Authentication – User creation
I prefer to use htpasswd for password creation which you can install by;
sudo apt-get install apache2-utils
after that, we need to create the password file;
sudo htpasswd -c -d /etc/squid3/passwords any_username_you_want
and enter your 8-digits long password twice. By using -d we tell htpasswd to use default crypt, I failed authenticating without it don’t really know why though.
Just to be sure the file is accessible;
sudo chmod o+r /etc/squid3/passwords
WARNING: At this point be careful your password should be 8 digits long otherwise it will use the first 8 digits off your password. You can use something shorter. |
RUN / Start-Stop
You can use
sudo start squid3
OR
sudo service squid3 start
for stopping or restarting simply type stop or restart instead of start
Final Words
Squid3 runs just perfect even with low resources. However there are some issues you just consider about security. From my own experiences I do not recommend you to use any proxy server without authentication. What happened to me was some robots found my 3128 port running (which is the default squid port) and started using my proxy server without my knowledge, when I realized that there already were hundred MBs of log. So do not use without authentication and keep an eye on the logs from time to time. You can simply do that by;
tail -100f /var/log/squid3/access.log
Here you will see which IPs are trying to use your proxy and the addresses trying to be accessed. I also recommend you to change the default squid port as the robots directly trying to reach some known default ports such as 3128. Changing the port is also simpe, open the squid.conf file and search for
http_port 3128
simply put something else instead of 3128.
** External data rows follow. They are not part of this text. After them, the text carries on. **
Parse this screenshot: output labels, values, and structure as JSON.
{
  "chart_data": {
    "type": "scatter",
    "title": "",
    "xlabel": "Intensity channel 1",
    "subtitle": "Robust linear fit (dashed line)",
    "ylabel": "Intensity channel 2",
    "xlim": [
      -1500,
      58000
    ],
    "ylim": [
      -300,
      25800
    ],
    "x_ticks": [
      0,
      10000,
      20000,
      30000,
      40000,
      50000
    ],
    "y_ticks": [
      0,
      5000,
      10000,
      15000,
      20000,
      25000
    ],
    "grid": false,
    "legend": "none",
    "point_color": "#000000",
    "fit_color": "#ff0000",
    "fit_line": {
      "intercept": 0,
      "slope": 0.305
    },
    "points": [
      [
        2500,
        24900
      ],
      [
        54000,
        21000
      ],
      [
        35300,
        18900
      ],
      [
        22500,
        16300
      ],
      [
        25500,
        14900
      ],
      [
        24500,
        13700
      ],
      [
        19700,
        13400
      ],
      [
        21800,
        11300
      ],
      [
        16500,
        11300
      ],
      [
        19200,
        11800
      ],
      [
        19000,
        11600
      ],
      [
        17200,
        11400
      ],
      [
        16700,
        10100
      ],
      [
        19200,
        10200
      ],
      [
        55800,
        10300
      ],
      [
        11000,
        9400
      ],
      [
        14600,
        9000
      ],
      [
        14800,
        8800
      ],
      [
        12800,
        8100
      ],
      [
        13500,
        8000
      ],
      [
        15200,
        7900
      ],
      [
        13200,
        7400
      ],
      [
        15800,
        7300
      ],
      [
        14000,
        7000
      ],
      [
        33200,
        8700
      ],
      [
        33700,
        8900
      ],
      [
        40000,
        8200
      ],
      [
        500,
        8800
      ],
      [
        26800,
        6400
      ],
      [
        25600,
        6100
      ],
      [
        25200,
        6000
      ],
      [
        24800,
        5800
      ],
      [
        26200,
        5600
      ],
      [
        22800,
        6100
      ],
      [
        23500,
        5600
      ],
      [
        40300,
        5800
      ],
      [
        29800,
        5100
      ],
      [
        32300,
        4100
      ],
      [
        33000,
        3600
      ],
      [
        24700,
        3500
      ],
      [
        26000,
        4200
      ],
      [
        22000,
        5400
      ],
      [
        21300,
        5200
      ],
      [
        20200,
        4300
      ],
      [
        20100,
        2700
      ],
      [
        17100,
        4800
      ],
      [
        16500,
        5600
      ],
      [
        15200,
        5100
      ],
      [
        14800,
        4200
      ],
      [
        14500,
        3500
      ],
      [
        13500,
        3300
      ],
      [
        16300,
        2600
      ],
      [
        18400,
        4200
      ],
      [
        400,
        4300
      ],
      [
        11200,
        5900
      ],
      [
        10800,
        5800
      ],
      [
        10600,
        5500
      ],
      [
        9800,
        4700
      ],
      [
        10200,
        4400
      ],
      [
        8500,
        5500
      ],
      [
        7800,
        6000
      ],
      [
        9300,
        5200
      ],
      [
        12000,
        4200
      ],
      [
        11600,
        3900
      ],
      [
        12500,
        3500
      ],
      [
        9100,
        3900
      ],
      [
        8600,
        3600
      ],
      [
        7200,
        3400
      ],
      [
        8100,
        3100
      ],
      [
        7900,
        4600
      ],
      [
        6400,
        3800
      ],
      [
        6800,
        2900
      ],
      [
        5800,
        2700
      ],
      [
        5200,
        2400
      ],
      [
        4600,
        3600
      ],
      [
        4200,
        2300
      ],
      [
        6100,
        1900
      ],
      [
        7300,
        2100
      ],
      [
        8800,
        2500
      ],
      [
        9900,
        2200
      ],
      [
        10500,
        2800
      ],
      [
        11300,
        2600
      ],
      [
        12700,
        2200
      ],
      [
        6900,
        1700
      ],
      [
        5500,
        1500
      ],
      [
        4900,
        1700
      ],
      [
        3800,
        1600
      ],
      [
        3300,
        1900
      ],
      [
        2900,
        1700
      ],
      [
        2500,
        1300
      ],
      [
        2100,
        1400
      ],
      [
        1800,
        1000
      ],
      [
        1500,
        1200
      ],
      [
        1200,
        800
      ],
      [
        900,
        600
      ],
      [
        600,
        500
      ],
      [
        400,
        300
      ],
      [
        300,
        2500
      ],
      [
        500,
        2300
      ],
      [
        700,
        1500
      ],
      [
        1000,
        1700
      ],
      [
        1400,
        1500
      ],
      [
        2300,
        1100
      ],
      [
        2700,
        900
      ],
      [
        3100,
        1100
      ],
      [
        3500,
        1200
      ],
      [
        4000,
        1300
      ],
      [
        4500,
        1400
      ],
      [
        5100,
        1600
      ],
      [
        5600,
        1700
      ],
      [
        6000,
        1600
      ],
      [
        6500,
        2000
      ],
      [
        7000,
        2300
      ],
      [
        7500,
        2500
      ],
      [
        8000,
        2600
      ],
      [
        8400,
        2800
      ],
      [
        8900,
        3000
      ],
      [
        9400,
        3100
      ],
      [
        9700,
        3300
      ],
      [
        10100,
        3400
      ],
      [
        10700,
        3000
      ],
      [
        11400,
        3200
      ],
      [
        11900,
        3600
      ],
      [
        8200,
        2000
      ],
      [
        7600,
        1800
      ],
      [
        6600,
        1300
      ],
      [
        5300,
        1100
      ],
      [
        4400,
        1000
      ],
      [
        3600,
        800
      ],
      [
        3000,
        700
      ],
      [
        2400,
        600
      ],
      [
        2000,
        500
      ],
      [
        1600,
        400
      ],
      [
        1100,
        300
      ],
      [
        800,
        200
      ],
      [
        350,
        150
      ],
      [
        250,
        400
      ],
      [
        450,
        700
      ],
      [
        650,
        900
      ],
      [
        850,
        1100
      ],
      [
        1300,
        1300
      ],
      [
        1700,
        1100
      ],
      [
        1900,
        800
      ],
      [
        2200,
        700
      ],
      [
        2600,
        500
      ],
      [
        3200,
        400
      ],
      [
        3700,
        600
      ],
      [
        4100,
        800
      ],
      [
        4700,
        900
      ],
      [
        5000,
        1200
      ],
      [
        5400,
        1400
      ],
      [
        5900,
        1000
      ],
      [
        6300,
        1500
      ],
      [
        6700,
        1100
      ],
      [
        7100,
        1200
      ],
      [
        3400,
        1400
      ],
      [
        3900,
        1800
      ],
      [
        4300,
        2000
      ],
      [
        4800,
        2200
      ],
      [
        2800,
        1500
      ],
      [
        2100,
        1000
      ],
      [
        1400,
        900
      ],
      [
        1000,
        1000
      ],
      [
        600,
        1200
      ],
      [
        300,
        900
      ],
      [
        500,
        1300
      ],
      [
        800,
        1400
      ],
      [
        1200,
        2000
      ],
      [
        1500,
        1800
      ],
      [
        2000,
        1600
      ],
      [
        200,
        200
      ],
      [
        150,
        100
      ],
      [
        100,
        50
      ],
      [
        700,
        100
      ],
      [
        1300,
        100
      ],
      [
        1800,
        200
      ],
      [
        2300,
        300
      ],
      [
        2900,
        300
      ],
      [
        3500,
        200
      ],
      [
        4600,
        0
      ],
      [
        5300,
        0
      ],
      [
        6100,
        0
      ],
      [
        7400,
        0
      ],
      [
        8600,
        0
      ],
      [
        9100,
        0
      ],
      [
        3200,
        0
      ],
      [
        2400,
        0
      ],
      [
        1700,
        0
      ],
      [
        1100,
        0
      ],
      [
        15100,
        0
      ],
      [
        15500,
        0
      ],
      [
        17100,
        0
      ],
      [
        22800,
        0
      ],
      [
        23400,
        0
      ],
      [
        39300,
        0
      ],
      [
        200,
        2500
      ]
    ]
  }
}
For the client side I use FoxyProxy for FireFox, I think there is also a plugin for Chrome as well.
Enjoy!
3 COMMENTS
Hi
Am trying to setup the Auth with squid server..
I had my client machine and the proxy server in the same network….That time i was not getting the auth prompt when i access a website….
But, when i move my client machine to a different network, i could see the auth prompt…
Doesn’t both can be in the same network ?
My squid config
acl manager proto cache_object
acl localhost src 127.0.0.1/32 ::1
acl to_localhost dst 127.0.0.0/8 0.0.0.0/32 ::1
acl SSL_ports port 443
acl Safe_ports port 80 # http
acl Safe_ports port 21 # ftp
acl Safe_ports port 443 # https
acl Safe_ports port 70 # gopher
acl Safe_ports port 210 # wais
acl Safe_ports port 1025-65535 # unregistered ports
acl Safe_ports port 280 # http-mgmt
acl Safe_ports port 488 # gss-http
acl Safe_ports port 591 # filemaker
acl Safe_ports port 777 # multiling http
acl CONNECT method CONNECT
acl client src 192.168.117.0/24 192.168.0.0/16 172.16.0.0/16 119.82.97.250
http_access allow client
auth_param basic program /usr/lib/squid3/ncsa_auth /etc/squid3/squid_passwd
auth_param basic realm proxy
acl ncsa_users proxy_auth REQUIRED
http_access allow ncsa_users
Thanks for the info.
To Saleh:
You need to change the last line to:
http_access allow ncsa_users client
This is what I had to do in my config file and all works as it should now.
Thanks a lot for this tutorial, I had the same problem as you, some bots found my proxy and started using it and even worse, sharing it across hundreds of site, I just noticed it when I searched for my proxy on google.